An image of the Earth to represent decarbonisationThe Urban Land Institute (ULI) has warned of a ‘carbon bubble’ in the pricing of European real estate and urged the industry to work together to preserve values across the sector as it aims to meet the decarbonisation targets set in the Paris Agreement. To support a more collaborative approach, at the inaugural ULI C Change Summit, the institute has published its Transition Risk Assessment Consultation Guidelines as part of its C Change programme. These guidelines set out a standardised method for assessing the costs of decarbonising buildings and disclosing between owners, investors, potential buyers, and valuers the main transition risks and impact on values.

ULI believes that the cost of doing nothing, given the current lack of regulation driving change, is currently not factored into property valuations, which means current building values are too high, resulting in the carbon bubble. If transition risk costs are not factored in now by owners, then the industry could face a major crisis on achieving decarbonisation if the bubble bursts due to a change in regulation or an economic shock, causing values to fall quickly. And this may happen rather sooner than later, given the current energy crisis, which may significantly impact rent affordability by tenants.

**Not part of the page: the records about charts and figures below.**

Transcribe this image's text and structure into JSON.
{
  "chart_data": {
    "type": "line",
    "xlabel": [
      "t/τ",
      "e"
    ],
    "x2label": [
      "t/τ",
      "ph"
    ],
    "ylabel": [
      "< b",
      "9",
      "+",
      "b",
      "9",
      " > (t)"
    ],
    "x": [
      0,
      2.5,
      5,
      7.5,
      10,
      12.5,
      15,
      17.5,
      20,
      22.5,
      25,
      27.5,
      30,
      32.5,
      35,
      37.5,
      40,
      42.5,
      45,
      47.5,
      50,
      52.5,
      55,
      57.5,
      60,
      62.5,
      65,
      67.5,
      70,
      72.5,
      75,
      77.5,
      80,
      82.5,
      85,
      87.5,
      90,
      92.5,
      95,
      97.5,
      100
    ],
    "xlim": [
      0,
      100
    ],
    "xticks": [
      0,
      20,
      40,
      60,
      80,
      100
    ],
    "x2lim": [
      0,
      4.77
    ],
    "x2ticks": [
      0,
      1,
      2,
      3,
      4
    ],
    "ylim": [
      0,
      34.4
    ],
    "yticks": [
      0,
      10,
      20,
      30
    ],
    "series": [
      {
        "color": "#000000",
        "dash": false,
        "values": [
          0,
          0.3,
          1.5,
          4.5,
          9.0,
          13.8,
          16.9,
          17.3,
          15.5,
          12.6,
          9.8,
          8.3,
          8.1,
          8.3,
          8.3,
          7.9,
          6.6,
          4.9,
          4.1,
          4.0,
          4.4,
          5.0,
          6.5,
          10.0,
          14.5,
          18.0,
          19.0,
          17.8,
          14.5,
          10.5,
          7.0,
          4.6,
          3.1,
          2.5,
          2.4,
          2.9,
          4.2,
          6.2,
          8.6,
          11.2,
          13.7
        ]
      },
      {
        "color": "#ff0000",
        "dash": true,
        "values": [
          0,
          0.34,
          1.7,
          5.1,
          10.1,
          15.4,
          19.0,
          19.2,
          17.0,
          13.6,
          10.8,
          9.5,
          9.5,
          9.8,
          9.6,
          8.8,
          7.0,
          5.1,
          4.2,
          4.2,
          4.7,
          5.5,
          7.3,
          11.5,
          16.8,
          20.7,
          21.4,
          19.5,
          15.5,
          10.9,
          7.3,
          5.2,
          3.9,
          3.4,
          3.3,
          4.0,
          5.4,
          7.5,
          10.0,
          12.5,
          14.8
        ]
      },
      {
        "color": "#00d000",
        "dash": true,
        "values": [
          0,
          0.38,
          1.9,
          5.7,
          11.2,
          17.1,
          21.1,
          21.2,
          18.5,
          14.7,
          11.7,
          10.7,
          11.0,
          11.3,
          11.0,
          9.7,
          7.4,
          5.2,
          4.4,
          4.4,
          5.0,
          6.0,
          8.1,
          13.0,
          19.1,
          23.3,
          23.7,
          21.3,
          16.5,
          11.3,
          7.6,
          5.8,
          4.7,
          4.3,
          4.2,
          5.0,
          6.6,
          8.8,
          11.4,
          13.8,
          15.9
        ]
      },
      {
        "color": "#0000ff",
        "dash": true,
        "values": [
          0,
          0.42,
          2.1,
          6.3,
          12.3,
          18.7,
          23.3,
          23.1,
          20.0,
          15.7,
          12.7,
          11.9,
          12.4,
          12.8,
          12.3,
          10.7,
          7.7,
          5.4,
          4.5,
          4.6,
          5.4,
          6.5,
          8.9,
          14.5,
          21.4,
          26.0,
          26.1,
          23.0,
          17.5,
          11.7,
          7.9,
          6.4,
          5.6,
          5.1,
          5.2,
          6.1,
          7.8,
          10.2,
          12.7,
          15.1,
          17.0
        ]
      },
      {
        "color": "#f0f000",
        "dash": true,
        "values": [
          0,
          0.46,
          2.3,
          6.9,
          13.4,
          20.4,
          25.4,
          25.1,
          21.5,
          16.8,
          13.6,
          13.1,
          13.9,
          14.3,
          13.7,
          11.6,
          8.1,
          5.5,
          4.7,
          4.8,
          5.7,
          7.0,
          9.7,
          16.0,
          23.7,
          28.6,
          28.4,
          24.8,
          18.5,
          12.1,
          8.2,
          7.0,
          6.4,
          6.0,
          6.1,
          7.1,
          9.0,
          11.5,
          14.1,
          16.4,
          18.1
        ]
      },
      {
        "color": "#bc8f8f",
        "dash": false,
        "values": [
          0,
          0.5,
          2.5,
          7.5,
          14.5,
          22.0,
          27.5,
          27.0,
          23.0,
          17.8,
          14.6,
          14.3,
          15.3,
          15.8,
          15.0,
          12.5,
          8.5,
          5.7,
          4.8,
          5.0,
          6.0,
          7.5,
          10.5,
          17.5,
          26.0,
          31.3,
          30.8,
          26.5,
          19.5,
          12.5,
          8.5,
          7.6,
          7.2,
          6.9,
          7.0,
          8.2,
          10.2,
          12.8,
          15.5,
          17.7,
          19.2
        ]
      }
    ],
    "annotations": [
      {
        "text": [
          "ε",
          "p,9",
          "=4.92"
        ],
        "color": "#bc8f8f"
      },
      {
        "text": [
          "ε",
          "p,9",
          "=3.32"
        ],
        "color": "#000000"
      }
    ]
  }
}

ULI Europe CEO, Lisette van Doorn, says, “All buildings have transition risks and we know that some leading market players have started to consider the costs of decarbonisation and started to act on it. However, we need to bring the wider industry on board, and spread the knowledge to speed up the process and prevent the bubble from bursting. We need to get the whole industry moving faster by building a strong case for a collaborative approach to transform existing stock.”

ULI’s supporting analysis suggests that the current approach by owners means that decarbonisation activity is focused on higher-value assets, predominantly in higher-value locations, e.g. prime offices in CBDs and high-end residential, where the cost-to-value ratio of retrofitting is lower. Without collaboration and transparency on transition risks, there is the danger of a two-tier market with a strong concentration of retrofitting activity in locations and of assets with higher values, while lower-value assets and locations are at threat of decline.

“Our combined goal should be the long-term preservation of values across all our buildings, keeping all of our cities and neighbourhoods investible and liquid. If we don’t act on real estate valuations, our industry’s significant contribution to climate change will continue and we will exacerbate social inequality.”

“The consultation guidelines help remove transition risks as a point of competitive advantage for the market and instead close the knowledge gap to the benefit of all owners and managers. If everyone is better educated on these risks, we can better achieve the broader goals of decarbonisation.”

ULI’s vision is for standardised disclosure of transition risks to aid in asset price negotiations and reporting to investors to make the risk visible and stimulate adequate action. The proposed guidance identifies nine transition risks of material impact to real estate assets that can be financially modelled, standardised and communicated. Those risks include the cost of decarbonisation, internal resourcing, energy costs, the carbon price, and embodied carbon, as well as the impact of decarbonisation on depreciation, changes in rental income and exit value.

The consultation also includes three standard templates for disclosure and reporting – a manager disclosure sheet, a valuation service provider disclosure sheet and an investor reporting sheet.

With the industry sharing information on transition risks, it will be able to build up an evidence base to support valuers to understand the impact on building values, and demonstrate some of the benefits to net income that decarbonisation can offer.

The draft consultation guidelines were prepared with the support of the founding partners of the ULI C Change programme, Allianz Real Estate, Arup, Catella, Hines, Immobel, Redevco and Schroders Capital, together with technical support from ULI Europe’s membership including more than 50 one-to-one interviews and a series of consultation workshops with around 100 experts.

ULI will now begin a period of consultation over the coming months and will be engaging with the industry individually, across companies and in specialist groups. More details will be published on the ULI C Change webpage.